I like to refer to annelids as your classics. They’re what you imagine when you hear the word “worm”, but they also include over 22,000 species of ragworms, earthworms, and even leeches. Between the lot of them, they have occupied a variety of niches, including tidal zones, hydrothermal vents, freshwater, and your backyard! Marine annelids have a range of habitats, life histories, and feeding strategies, making them a critical component of the oceanic ecosystem (Capa & Hutchings, 2021).

Annelids are pretty advanced. They have a complete gut, a closed circulatory system with blood vessels, bilateral symmetry, cephalisation (somewhat), and usually a pair of coelomata in each segment. Annelid segmentation facilitates the specialisation of body parts into different functions. A collagenous cuticle covers their bodies but, unlike nematodes, does not moult and has setae to provide traction.

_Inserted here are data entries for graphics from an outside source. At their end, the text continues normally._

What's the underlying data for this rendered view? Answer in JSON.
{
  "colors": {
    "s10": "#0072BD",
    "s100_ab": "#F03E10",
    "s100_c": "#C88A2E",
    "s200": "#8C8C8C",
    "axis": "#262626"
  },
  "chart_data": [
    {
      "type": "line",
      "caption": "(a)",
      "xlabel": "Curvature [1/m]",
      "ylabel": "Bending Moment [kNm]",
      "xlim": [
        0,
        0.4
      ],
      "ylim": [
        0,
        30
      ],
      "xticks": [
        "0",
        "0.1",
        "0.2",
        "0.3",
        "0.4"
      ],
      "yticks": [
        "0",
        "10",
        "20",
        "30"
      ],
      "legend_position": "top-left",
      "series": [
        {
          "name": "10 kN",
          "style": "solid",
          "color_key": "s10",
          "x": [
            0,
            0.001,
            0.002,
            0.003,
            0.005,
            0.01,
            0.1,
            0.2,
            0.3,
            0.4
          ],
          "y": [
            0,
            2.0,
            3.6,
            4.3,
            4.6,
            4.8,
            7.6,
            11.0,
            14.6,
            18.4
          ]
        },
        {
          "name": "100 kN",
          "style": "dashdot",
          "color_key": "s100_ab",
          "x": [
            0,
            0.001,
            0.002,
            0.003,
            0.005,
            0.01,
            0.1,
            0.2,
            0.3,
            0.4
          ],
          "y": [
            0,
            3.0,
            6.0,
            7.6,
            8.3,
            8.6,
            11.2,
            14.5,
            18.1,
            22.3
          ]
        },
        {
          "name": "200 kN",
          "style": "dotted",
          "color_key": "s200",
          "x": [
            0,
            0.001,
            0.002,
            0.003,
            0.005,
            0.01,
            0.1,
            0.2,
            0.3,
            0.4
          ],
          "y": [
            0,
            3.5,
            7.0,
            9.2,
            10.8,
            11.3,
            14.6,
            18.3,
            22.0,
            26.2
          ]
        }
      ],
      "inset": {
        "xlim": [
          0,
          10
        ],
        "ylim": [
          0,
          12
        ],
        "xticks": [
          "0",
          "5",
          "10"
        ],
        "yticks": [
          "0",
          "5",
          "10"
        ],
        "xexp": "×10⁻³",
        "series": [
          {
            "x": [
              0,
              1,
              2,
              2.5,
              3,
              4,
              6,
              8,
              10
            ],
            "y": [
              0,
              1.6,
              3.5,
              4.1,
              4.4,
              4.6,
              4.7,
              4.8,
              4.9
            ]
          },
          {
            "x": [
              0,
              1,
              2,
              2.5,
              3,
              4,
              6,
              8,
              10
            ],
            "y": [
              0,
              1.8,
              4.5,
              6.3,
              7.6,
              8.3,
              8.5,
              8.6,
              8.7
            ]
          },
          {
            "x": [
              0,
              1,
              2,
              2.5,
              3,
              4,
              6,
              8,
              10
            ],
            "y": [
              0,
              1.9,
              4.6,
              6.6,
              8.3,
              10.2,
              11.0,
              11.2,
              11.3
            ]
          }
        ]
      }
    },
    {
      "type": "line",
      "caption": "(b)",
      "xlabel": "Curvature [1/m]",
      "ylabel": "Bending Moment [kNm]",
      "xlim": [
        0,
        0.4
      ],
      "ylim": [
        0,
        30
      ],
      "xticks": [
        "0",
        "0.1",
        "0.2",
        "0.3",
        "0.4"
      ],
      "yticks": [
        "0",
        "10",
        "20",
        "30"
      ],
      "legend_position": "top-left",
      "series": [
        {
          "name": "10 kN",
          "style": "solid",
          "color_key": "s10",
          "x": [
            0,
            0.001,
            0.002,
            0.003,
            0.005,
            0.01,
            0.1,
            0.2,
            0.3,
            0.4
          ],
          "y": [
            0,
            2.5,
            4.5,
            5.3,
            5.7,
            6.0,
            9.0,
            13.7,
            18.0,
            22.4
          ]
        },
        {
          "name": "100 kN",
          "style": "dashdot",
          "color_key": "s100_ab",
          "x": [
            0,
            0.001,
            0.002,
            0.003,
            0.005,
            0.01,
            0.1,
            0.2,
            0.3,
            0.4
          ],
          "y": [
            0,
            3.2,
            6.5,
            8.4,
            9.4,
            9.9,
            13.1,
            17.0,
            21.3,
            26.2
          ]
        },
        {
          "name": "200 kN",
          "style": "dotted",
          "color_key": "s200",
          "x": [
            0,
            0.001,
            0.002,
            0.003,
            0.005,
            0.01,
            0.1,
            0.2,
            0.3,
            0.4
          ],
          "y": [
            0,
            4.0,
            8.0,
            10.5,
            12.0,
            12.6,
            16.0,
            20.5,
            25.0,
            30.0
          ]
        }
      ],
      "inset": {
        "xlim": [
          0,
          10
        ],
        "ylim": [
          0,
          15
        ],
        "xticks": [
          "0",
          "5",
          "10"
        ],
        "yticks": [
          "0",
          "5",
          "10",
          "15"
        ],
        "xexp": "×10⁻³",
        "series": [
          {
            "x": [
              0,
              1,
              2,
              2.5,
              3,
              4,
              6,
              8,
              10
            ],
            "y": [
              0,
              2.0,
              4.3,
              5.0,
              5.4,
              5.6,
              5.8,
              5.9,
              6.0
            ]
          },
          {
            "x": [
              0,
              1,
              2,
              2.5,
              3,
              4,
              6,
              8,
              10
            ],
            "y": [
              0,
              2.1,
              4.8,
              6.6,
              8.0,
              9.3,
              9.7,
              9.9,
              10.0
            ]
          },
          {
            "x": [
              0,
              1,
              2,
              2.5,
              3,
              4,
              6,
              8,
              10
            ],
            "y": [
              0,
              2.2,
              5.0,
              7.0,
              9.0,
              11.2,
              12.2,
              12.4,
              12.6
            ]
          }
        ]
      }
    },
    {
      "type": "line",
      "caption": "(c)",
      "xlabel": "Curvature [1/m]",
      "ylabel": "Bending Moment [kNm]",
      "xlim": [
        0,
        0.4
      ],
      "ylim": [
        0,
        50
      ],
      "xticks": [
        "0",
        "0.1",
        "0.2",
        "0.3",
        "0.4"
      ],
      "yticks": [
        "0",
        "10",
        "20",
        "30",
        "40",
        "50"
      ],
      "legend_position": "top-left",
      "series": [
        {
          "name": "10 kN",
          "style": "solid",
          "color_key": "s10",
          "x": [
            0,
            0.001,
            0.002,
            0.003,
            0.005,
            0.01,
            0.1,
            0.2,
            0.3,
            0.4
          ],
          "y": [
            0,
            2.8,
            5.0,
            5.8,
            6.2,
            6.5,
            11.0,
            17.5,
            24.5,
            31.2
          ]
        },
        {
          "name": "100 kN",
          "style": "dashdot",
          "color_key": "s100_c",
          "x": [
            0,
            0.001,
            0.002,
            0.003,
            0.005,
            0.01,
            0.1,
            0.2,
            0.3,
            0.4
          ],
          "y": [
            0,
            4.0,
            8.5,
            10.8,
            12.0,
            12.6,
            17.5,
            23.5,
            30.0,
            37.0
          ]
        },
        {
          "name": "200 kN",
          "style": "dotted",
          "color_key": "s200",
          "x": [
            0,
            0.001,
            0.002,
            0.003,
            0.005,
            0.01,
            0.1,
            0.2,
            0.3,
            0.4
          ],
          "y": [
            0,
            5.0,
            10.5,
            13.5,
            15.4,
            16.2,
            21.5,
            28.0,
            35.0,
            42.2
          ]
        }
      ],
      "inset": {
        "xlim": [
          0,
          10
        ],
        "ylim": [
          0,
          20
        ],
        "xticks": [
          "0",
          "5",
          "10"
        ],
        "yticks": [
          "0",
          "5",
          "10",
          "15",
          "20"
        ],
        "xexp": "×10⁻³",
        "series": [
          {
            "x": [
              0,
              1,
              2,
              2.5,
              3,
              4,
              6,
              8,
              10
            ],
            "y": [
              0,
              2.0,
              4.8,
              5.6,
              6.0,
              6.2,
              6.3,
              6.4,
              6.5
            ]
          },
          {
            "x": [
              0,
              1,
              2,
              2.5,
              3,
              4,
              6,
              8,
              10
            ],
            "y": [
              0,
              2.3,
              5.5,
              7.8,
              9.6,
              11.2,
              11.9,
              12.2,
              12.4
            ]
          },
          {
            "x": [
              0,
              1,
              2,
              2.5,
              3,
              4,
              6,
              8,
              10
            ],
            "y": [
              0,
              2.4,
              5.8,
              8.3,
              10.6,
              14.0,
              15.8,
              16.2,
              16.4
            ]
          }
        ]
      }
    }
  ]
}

Your mate from the backyard: the humble earthworm (Lumbricina species).
A marine bloodworm (Glycera species).
A marine leech (Pontobdella muricata).

References

Capa, M., & Hutchings, P. (2021). Annelid diversity: Historical overview and future perspectives. Diversity, 13(3), 129.

Chim, C. K., Ong, R. S., & Gan, B. Q. (2015). Penis fencing, spawning, parental care and embryonic development in the cotylean flatworm Pseudoceros indicus (Platyhelminthes: Polycladida: Pseudocerotidae) from Singapore. Raffles Bulletin of Zoology, 31, 60–67.

Collins III, J. J. (2017). Platyhelminthes. Current Biology, 27(7), R252–R256.

Hodda, M. (2011). “Phylum Nematoda Cobb 1932. In: Zhang, Z.-Q.(Ed.) Animal biodiversity: An outline of higher-level classification and survey of taxonomic richness. Zootaxa, 3148(1), 63–95.

Jennings, J. B. (1957). Studies on feeding, digestion, and food storage in free-living flatworms (Platyhelminthes: Turbellaria). The Biological Bulletin, 112(1), 63–80.

Lambshead, P. J. D. (1993). Recent developments in marine benthic biodiversity reserch. Oceanis, 19, 5–24.

McDermott, J. J., & Roe, P. (1985). Food, feeding behavior and feeding ecology of nemerteans. American Zoologist, 25(1), 113–125.